本章是深入浅出Compose系列的第二篇,由于最近工作太忙了直到春节假期最后一天才有时间更新一下博客,本章我们将目光聚焦在Compose框架对于事件交互的处理
UI 框架中的HitTest
在UI框架中,事件的传递是非常重要的事情,它决定了UI元素的交互部分。
在Android中View之间的事件传递部分中,View的dispatchTouchEvent,onTouchEvent 是两个关键的事件传递方法,常常用于ViewGroup与View之间的事件传递以及消费,在Android View体系下,事件的传递模型是以一个View为整体纬度的,相当于事件属于View的一部份。
而在Compose中,事件传递变得更加简单,Compose把事件的传递抽象为一个节点,它不归属于任何一个View,它只属于一个模块部分,这个节点就叫做PointerInput,属于Compose中对于功能抽象中NodeKind中的一类,因此对于常见的点击来说,我们只关注PointerInput节点就可以掌握事件派发的整体流程了
internal object Nodes {
....
@JvmStatic
inline val PointerInput
get() = NodeKind<PointerInputModifierNode>(0b1 shl 4)

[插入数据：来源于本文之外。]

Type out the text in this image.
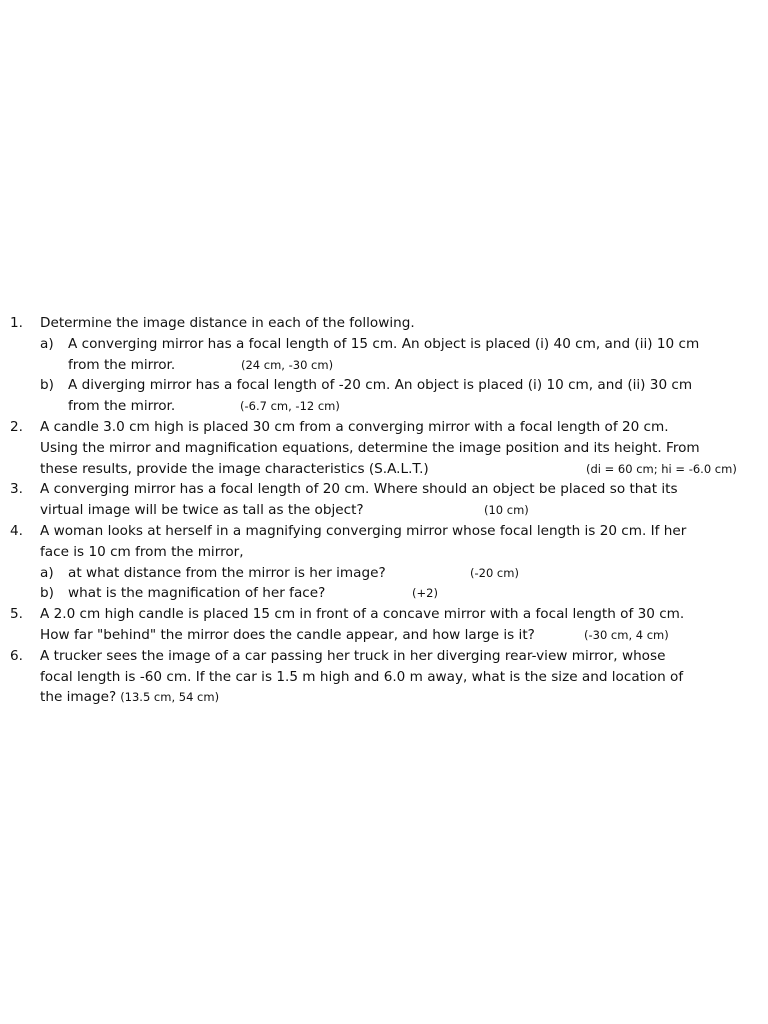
1. Determine the image distance in each of the following.
a) A converging mirror has a focal length of 15 cm. An object is placed (i) 40 cm, and (ii) 10 cm
from the mirror.	(24 cm, -30 cm)
b) A diverging mirror has a focal length of -20 cm. An object is placed (i) 10 cm, and (ii) 30 cm
from the mirror.	(-6.7 cm, -12 cm)
2. A candle 3.0 cm high is placed 30 cm from a converging mirror with a focal length of 20 cm.
Using the mirror and magnification equations, determine the image position and its height. From
these results, provide the image characteristics (S.A.L.T.)	(di = 60 cm; hi = -6.0 cm)
3. A converging mirror has a focal length of 20 cm. Where should an object be placed so that its
virtual image will be twice as tall as the object?	(10 cm)
4. A woman looks at herself in a magnifying converging mirror whose focal length is 20 cm. If her
face is 10 cm from the mirror,
a) at what distance from the mirror is her image?	(-20 cm)
b) what is the magnification of her face?	(+2)
5. A 2.0 cm high candle is placed 15 cm in front of a concave mirror with a focal length of 30 cm.
How far "behind" the mirror does the candle appear, and how large is it?	(-30 cm, 4 cm)
6. A trucker sees the image of a car passing her truck in her diverging rear-view mirror, whose
focal length is -60 cm. If the car is 1.5 m high and 6.0 m away, what is the size and location of
the image? (13.5 cm, 54 cm)
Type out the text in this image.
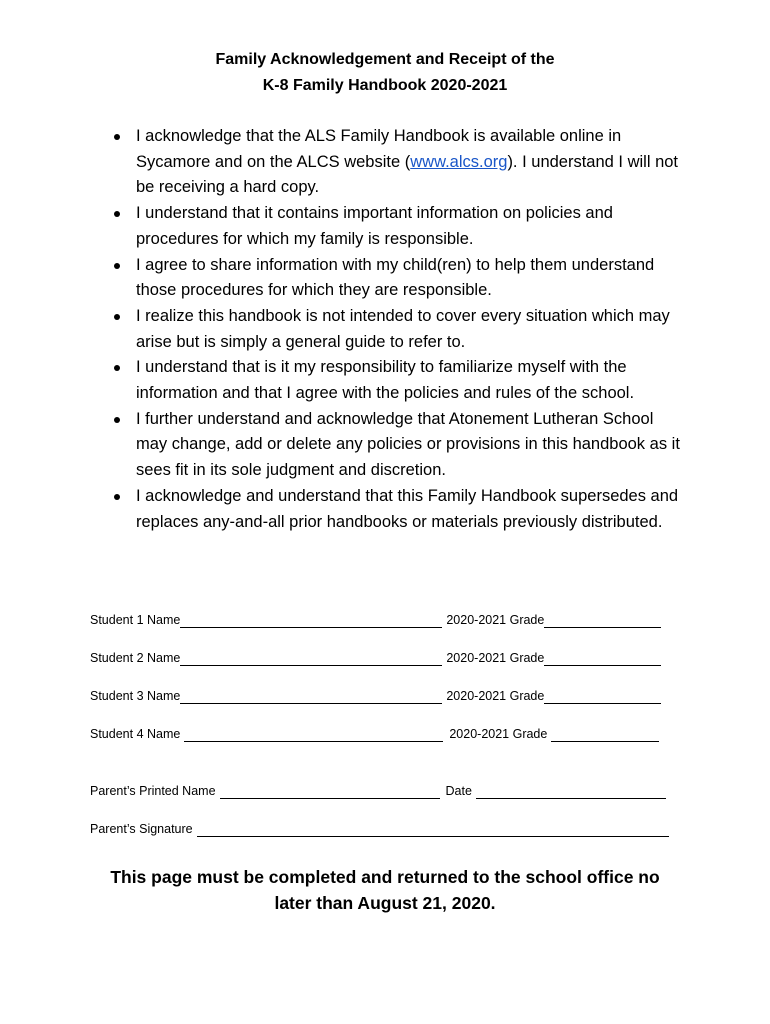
Family Acknowledgement and Receipt of the
K-8 Family Handbook 2020-2021
I acknowledge that the ALS Family Handbook is available online in Sycamore and on the ALCS website (www.alcs.org). I understand I will not be receiving a hard copy.
I understand that it contains important information on policies and procedures for which my family is responsible.
I agree to share information with my child(ren) to help them understand those procedures for which they are responsible.
I realize this handbook is not intended to cover every situation which may arise but is simply a general guide to refer to.
I understand that is it my responsibility to familiarize myself with the information and that I agree with the policies and rules of the school.
I further understand and acknowledge that Atonement Lutheran School may change, add or delete any policies or provisions in this handbook as it sees fit in its sole judgment and discretion.
I acknowledge and understand that this Family Handbook supersedes and replaces any-and-all prior handbooks or materials previously distributed.
Student 1 Name	2020-2021 Grade
Student 2 Name	2020-2021 Grade
Student 3 Name	2020-2021 Grade
Student 4 Name	2020-2021 Grade
Parent’s Printed Name	Date
Parent’s Signature
This page must be completed and returned to the school office no
later than August 21, 2020.
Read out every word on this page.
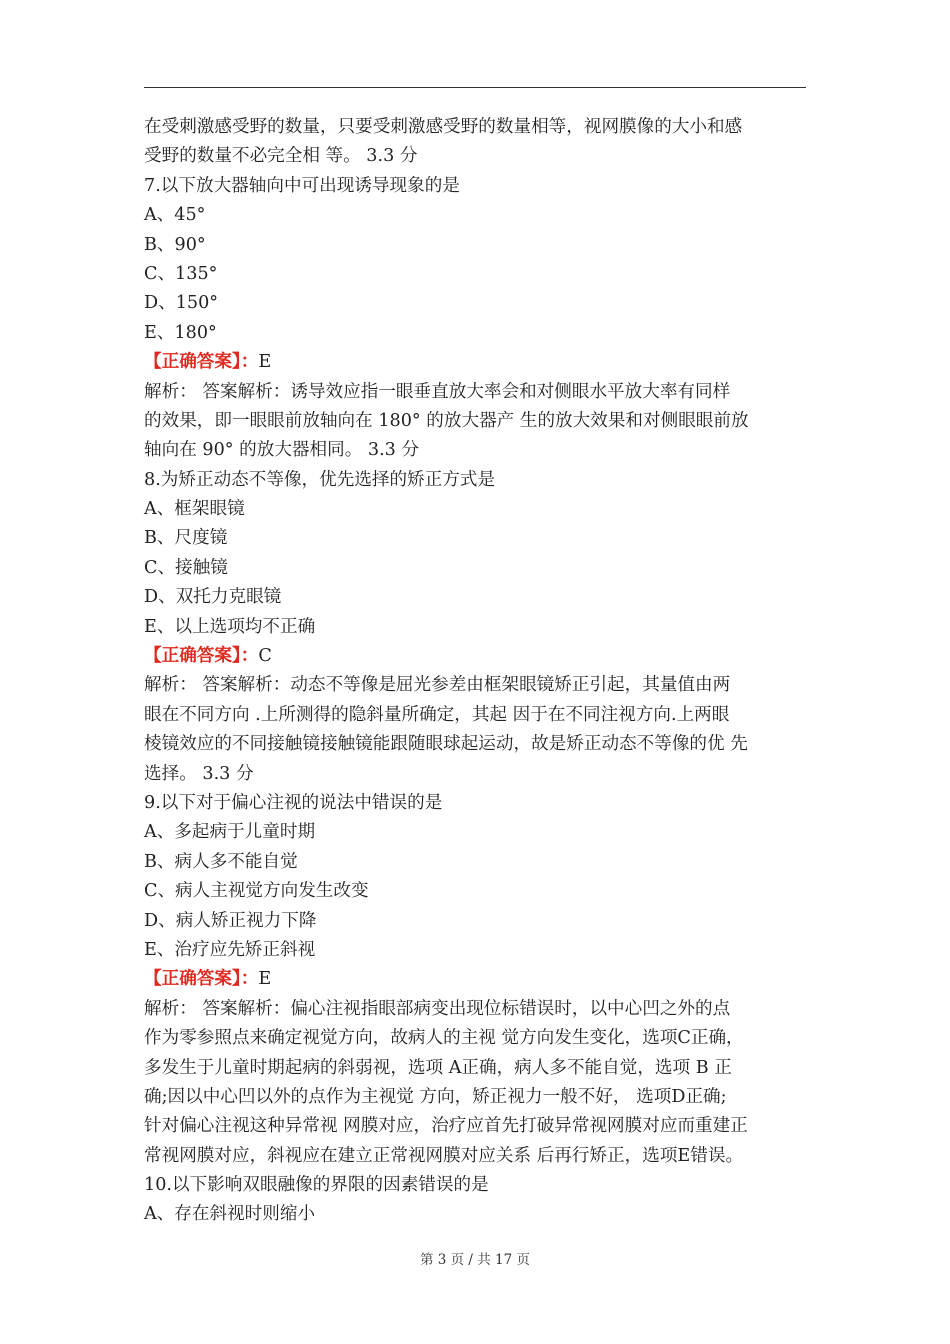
在受刺激感受野的数量，只要受刺激感受野的数量相等，视网膜像的大小和感
受野的数量不必完全相 等。 3.3 分
7.以下放大器轴向中可出现诱导现象的是
A、45°
B、90°
C、135°
D、150°
E、180°
【正确答案】：E
解析： 答案解析：诱导效应指一眼垂直放大率会和对侧眼水平放大率有同样
的效果，即一眼眼前放轴向在 180° 的放大器产 生的放大效果和对侧眼眼前放
轴向在 90° 的放大器相同。 3.3 分
8.为矫正动态不等像，优先选择的矫正方式是
A、框架眼镜
B、尺度镜
C、接触镜
D、双托力克眼镜
E、以上选项均不正确
【正确答案】：C
解析： 答案解析：动态不等像是屈光参差由框架眼镜矫正引起，其量值由两
眼在不同方向 .上所测得的隐斜量所确定，其起 因于在不同注视方向.上两眼
棱镜效应的不同接触镜接触镜能跟随眼球起运动，故是矫正动态不等像的优 先
选择。 3.3 分
9.以下对于偏心注视的说法中错误的是
A、多起病于儿童时期
B、病人多不能自觉
C、病人主视觉方向发生改变
D、病人矫正视力下降
E、治疗应先矫正斜视
【正确答案】：E
解析： 答案解析：偏心注视指眼部病变出现位标错误时，以中心凹之外的点
作为零参照点来确定视觉方向，故病人的主视 觉方向发生变化，选项C正确，
多发生于儿童时期起病的斜弱视，选项 A正确，病人多不能自觉，选项 B 正
确;因以中心凹以外的点作为主视觉 方向，矫正视力一般不好， 选项D正确;
针对偏心注视这种异常视 网膜对应，治疗应首先打破异常视网膜对应而重建正
常视网膜对应，斜视应在建立正常视网膜对应关系 后再行矫正，选项E错误。
10.以下影响双眼融像的界限的因素错误的是
A、存在斜视时则缩小
第 3 页 / 共 17 页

对于UI框架来说,事件派发有三个是值得我们关注的,它们分别是:
- 事件的消费顺序:事件是怎么进行上到下之前的传递,以及怎么被最终消费
- 具备TRS 的事件判断:即物体变换情况下,即具备TRS = 平移 - 旋转 - 缩放 下的事件是如何进行判断的,UI框架怎么知道点击点在哪?
- 不规则区域的判断: 不规则区域下,事件是如何被处理的
接下来我们会围绕着这三部分,来介绍一些Compose这个UI框架是如何进行事件的传递以及处理
事件的消费顺序
在Compose中,PointerInputModifierNode就是一个NodeKind为PointerInput 的节点,它是一个点击行为的最小例子的参与单元,我们有一个用的非常多的Modifier,clickable,clickable它其实就是一个PointerInputModifierNode
fun Modifier.clickable(
enabled: Boolean = true,
onClickLabel: String? = null,
role: Role? = null,
interactionSource: MutableInteractionSource? = null,
onClick: () -> Unit,
): Modifier {
return this.then(
ClickableElement(
interactionSource = interactionSource,
indicationNodeFactory = null,
useLocalIndication = true,
enabled = enabled,
onClickLabel = onClickLabel,
role = role,
onClick = onClick,
)
)
}
internal open class ClickableNode(
interactionSource: MutableInteractionSource?,
indicationNodeFactory: IndicationNodeFactory?,
useLocalIndication: Boolean,
enabled: Boolean,
onClickLabel: String?,
role: Role?,
onClick: () -> Unit,
) :
AbstractClickableNode(
interactionSource = interactionSource,
indicationNodeFactory = indicationNodeFactory,
useLocalIndication = useLocalIndication,
enabled = enabled,
onClickLabel = onClickLabel,
role = role,
onClick = onClick,
)
internal abstract class AbstractClickableNode(
private var interactionSource: MutableInteractionSource?,
private var indicationNodeFactory: IndicationNodeFactory?,
private var useLocalIndication: Boolean,
enabled: Boolean,
private var onClickLabel: String?,
private var role: Role?,
onClick: () -> Unit,
) :
DelegatingNode(),
PointerInputModifierNode,
KeyInputModifierNode,
SemanticsModifierNode,
TraversableNode,
CompositionLocalConsumerModifierNode,
ObserverModifierNode,
IndirectPointerInputModifierNode
事件的传递其实就是在PointerInputModifierNode 与PointerInputModifierNode之前进行的,在进行下一步分析之前,我们可以看一下Compose是怎么介入事件的产生的。在进入Compose中,AndroidComposeView其实承担着View下的MotionEvent派发到Compose中的事件枢纽,因为Android系统中,它只认识View,并不认识其他东西,因此在进入Compose的世界中,由View产生的MotionEvent会在dispatchTouchEvent阶段,被转换为Compose的PointerInputEvent
AndroidComposeView 中
override fun dispatchTouchEvent(motionEvent: MotionEvent): Boolean {
.....
val processResult = handleMotionEvent(motionEvent)
....
return processResult.dispatchedToAPointerInputModifier
}
dispatchTouchEvent -> handleMotionEvent -> sendMotionEvent
private fun sendMotionEvent(motionEvent: MotionEvent): ProcessResult {
....
val pointerInputEvent = motionEventAdapter.convertToPointerInputEvent(motionEvent, this)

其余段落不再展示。